There is no vertical component to the separation, if for no other reason than that answer isn't one of the ones listed.

It does say that is the highest point reached (presumably by either fragment ...)

 

[songoku]

I would break the problem into two pieces. What are the conditions (exact velocities of the two pieces) immediately after the explosion? The result should then be evident.

I think I get the result. Since the horizontal momentum is conserved, the second part of the projectile will move to the right because the other part of the projectile undergoes vertical motion with zero initial velocity.
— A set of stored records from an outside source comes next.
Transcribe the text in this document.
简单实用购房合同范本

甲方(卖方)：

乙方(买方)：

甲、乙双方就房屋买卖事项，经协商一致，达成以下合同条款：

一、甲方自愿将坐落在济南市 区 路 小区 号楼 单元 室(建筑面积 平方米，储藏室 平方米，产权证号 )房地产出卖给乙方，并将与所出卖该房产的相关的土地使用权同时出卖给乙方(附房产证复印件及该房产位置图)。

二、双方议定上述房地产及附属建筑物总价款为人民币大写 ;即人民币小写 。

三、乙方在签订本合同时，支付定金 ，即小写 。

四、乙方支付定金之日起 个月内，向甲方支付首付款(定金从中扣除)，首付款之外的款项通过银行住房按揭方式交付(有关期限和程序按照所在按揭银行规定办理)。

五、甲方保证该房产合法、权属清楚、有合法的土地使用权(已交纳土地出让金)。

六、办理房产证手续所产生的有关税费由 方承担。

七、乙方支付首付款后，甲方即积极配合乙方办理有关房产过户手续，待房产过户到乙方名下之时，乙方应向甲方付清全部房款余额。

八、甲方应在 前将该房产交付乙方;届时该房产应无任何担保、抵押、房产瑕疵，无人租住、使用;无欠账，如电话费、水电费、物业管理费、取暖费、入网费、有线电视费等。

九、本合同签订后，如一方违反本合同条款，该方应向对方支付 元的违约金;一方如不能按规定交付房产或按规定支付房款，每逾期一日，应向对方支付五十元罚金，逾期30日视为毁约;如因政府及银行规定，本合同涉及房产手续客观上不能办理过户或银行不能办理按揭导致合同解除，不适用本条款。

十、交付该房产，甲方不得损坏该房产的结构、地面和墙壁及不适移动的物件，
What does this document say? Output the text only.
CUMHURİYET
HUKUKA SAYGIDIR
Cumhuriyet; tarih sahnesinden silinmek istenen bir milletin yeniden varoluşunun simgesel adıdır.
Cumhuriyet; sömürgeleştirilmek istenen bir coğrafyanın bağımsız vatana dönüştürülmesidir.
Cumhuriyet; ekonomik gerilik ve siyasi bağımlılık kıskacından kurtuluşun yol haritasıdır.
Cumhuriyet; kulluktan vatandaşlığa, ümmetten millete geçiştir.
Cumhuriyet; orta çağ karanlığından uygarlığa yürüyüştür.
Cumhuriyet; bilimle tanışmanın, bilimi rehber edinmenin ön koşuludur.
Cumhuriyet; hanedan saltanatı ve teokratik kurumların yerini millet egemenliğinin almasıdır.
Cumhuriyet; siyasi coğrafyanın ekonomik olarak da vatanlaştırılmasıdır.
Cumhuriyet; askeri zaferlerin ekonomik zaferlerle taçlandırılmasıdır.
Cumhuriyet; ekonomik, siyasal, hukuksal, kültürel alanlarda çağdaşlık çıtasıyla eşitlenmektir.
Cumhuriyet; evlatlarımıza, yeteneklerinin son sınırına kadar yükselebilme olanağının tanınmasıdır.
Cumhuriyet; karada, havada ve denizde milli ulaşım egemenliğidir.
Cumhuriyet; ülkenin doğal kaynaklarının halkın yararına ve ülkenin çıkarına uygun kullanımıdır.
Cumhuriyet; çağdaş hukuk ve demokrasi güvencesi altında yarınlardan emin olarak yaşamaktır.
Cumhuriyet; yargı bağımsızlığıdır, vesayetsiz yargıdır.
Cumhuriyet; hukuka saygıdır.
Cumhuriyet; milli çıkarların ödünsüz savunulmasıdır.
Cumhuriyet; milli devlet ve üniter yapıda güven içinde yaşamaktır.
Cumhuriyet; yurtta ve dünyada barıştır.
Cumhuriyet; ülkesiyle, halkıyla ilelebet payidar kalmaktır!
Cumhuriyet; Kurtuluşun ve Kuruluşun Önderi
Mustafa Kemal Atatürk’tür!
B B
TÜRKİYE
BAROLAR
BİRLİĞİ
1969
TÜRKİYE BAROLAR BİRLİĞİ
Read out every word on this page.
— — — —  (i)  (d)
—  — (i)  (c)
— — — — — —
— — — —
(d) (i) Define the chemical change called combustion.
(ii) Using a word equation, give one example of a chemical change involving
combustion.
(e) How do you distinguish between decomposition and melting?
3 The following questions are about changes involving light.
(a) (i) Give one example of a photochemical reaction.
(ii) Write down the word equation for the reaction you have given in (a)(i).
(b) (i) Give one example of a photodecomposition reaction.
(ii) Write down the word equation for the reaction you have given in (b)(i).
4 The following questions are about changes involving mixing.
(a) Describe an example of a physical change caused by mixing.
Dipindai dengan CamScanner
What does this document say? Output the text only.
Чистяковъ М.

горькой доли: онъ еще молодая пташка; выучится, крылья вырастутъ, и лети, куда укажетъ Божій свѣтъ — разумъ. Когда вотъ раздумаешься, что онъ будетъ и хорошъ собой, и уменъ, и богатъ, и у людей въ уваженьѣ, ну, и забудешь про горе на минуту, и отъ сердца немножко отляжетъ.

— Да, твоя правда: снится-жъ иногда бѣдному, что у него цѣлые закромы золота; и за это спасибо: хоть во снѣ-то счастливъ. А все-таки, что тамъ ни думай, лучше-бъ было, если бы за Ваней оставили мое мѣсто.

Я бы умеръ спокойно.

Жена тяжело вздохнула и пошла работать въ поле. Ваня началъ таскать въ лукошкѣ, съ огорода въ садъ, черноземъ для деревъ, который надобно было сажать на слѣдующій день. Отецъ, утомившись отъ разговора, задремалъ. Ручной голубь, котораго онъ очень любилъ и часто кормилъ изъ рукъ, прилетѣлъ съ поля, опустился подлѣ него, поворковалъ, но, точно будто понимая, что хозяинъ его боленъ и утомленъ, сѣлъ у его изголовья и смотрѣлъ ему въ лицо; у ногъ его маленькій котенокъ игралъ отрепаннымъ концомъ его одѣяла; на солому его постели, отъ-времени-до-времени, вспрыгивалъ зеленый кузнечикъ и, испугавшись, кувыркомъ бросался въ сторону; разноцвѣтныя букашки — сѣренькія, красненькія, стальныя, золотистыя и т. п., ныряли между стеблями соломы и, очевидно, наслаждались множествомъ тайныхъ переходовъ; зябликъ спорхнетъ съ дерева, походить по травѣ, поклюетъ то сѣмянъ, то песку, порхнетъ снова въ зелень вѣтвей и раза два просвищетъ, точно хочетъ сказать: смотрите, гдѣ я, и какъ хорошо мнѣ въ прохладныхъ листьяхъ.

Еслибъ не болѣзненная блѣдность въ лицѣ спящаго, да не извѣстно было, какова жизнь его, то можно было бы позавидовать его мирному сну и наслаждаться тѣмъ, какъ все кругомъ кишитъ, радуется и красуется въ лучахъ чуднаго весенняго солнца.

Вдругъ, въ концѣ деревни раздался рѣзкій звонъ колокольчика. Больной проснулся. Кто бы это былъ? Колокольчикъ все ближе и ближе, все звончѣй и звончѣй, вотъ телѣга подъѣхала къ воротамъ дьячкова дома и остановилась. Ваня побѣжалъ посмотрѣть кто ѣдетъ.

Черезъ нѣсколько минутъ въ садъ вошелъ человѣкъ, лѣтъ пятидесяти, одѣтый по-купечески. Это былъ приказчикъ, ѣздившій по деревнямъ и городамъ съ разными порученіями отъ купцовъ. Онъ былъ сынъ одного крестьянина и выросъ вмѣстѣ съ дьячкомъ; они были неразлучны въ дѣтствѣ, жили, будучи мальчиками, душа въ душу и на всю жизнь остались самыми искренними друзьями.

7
Using conservation of momentum, the speed of the second part of the projectile is twice the initial speed of the projectile before explosion (because the mass is half of initial) so the horizontal distance traveled will also be twice (measured from highest position)

I get the answer is (e)

Horizontal momentum is conserved because there are no horizontal external forces. Can you show that the two pieces take the same amount of time to reach the ground?

Yes

If so, then where does the center of mass land?

Sorry I don't understand this part. Do you mean the center of mass of the two parts of projectile after explosion? Wouldn't it be in the middle of the two fragments?

Thanks

 

[kuruman]

Sorry I don't understand this part. Do you mean the center of mass of the two parts of projectile after explosion? Wouldn't it be in the middle of the two fragments?

What does conservation of linear momentum have to say about the motion of the center of mass when collisions (or explosions) occur? If the projectile did not explode, would it land at a different point from that of the center of mass of the exploded projectile?

 

[DaveC426913]

What does conservation of linear momentum have to say about the motion of the center of mass when collisions (or explosions) occur? If the projectile did not explode, would it land at a different point from that of the center of mass of the exploded projectile?

Ah. This clicked it for me. Once you determine the motion of the CoM, the correct answer follows intuitively.
Elegant solution.

 

[hutchphd]

What does conservation of linear momentum have to say about the motion of the center of mass when collisions (or explosions) occur? If the projectile did not explode, would it land at a different point from that of the center of mass of the exploded projectile?

But one does not know with certainty that this explosion did not impart net momentum to the center of mass of the fragments. The explosive gases leave the system and so this it not obviously true...I believe this is what is rightfully worrying the OP. The intent of the question wants this assumption but it could be more clearly formulated (maybe using an internal spring?)

 

[kuruman]

But one does not know with certainty that this explosion did not impart net momentum to the center of mass of the fragments. The explosive gases leave the system and so this it not obviously true...I believe this is what is rightfully worrying the OP. The intent of the question wants this assumption but it could be more clearly formulated (maybe using an internal spring?)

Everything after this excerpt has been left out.